There are consequences for how anyone preaches the Gospel from this mentality. First, there are two groups of people – the “oppressed” and the “oppressors” – and only the “oppressors” are the sinners who must “repent” by doing “good works” to bow before the “oppressed.” Then the “oppressed” need to stick their chests out and declare themselves “victims” and therefore everything they want is “owed” to them. Both are works-based, so this is a theological issue, too. These people who claim to be Christians think that Jesus came to settle the economic and social injustice and imbalance. (Hint: Jesus never once addressed that and neither did the Apostles. In fact, Jesus said the poor would always be with us when Judas suggested they sell the perfume to “give to the poor”.) And the gospel of this message is achieved when all people have equity (the same economic power and resources; but the people will be poor while the teachers of these ideals rake in the cash). This also requires a different “gospel message,” one for the “oppressed” and one for the “oppressor.” And neither of them has Jesus at the center.
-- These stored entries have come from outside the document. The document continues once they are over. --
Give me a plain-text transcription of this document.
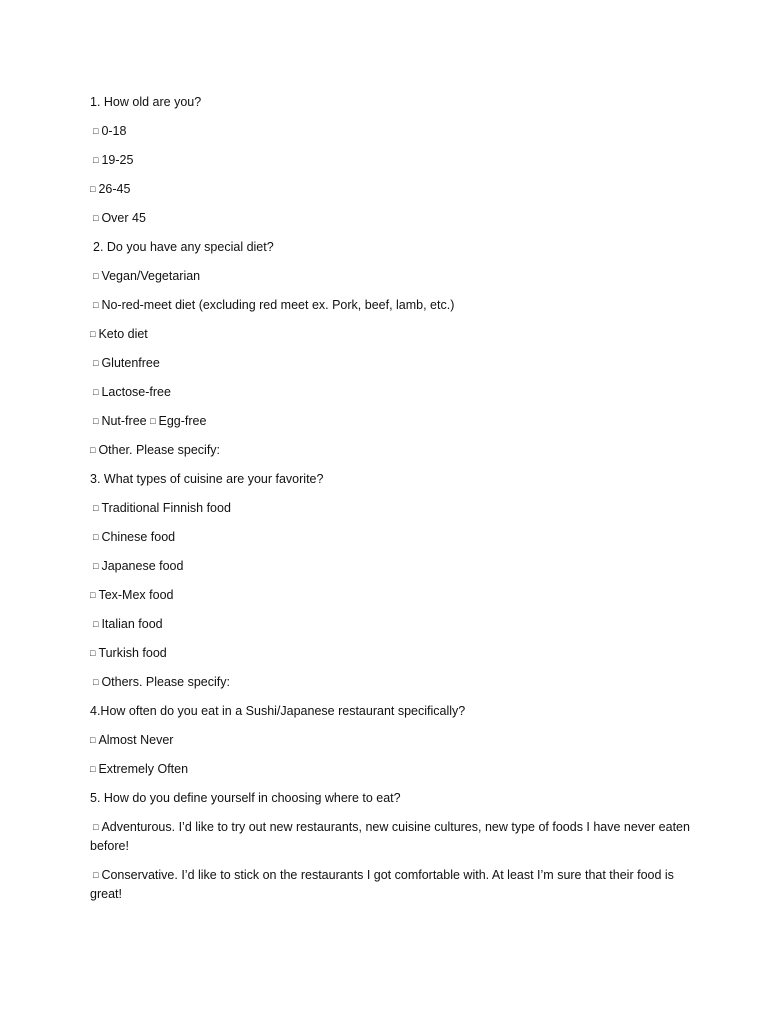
1. How old are you?
□ 0-18
□ 19-25
□ 26-45
□ Over 45
2. Do you have any special diet?
□ Vegan/Vegetarian
□ No-red-meet diet (excluding red meet ex. Pork, beef, lamb, etc.)
□ Keto diet
□ Glutenfree
□ Lactose-free
□ Nut-free □ Egg-free
□ Other. Please specify:
3. What types of cuisine are your favorite?
□ Traditional Finnish food
□ Chinese food
□ Japanese food
□ Tex-Mex food
□ Italian food
□ Turkish food
□ Others. Please specify:
4.How often do you eat in a Sushi/Japanese restaurant specifically?
□ Almost Never
□ Extremely Often
5. How do you define yourself in choosing where to eat?
□ Adventurous. I’d like to try out new restaurants, new cuisine cultures, new type of foods I have never eaten before!
□ Conservative. I’d like to stick on the restaurants I got comfortable with. At least I’m sure that their food is great!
In Liberation Theology, we see almost the opposite side of the same coin of the Prosperity Gospel heresies. In both cases, the ultimate of reality is defined by financial and social success. In one they seek God for their wealth; in the other they seek the wealth of others. In one, sin is defined as blocking your way to money; in the other sin is defined as having more than others. Both corrupt and distort the image of Jesus to cater to those ideals. None of them look to self as the problem and self’s sin against God being the primary issue. Neither of them has Jesus as the answer to man’s malady. Next week, I will showcase how all these false teachings will destroy any effects of evangelism we try, then I’ll come back to the proper and true understanding of sin, and from there I’ll examine the proper response to sin.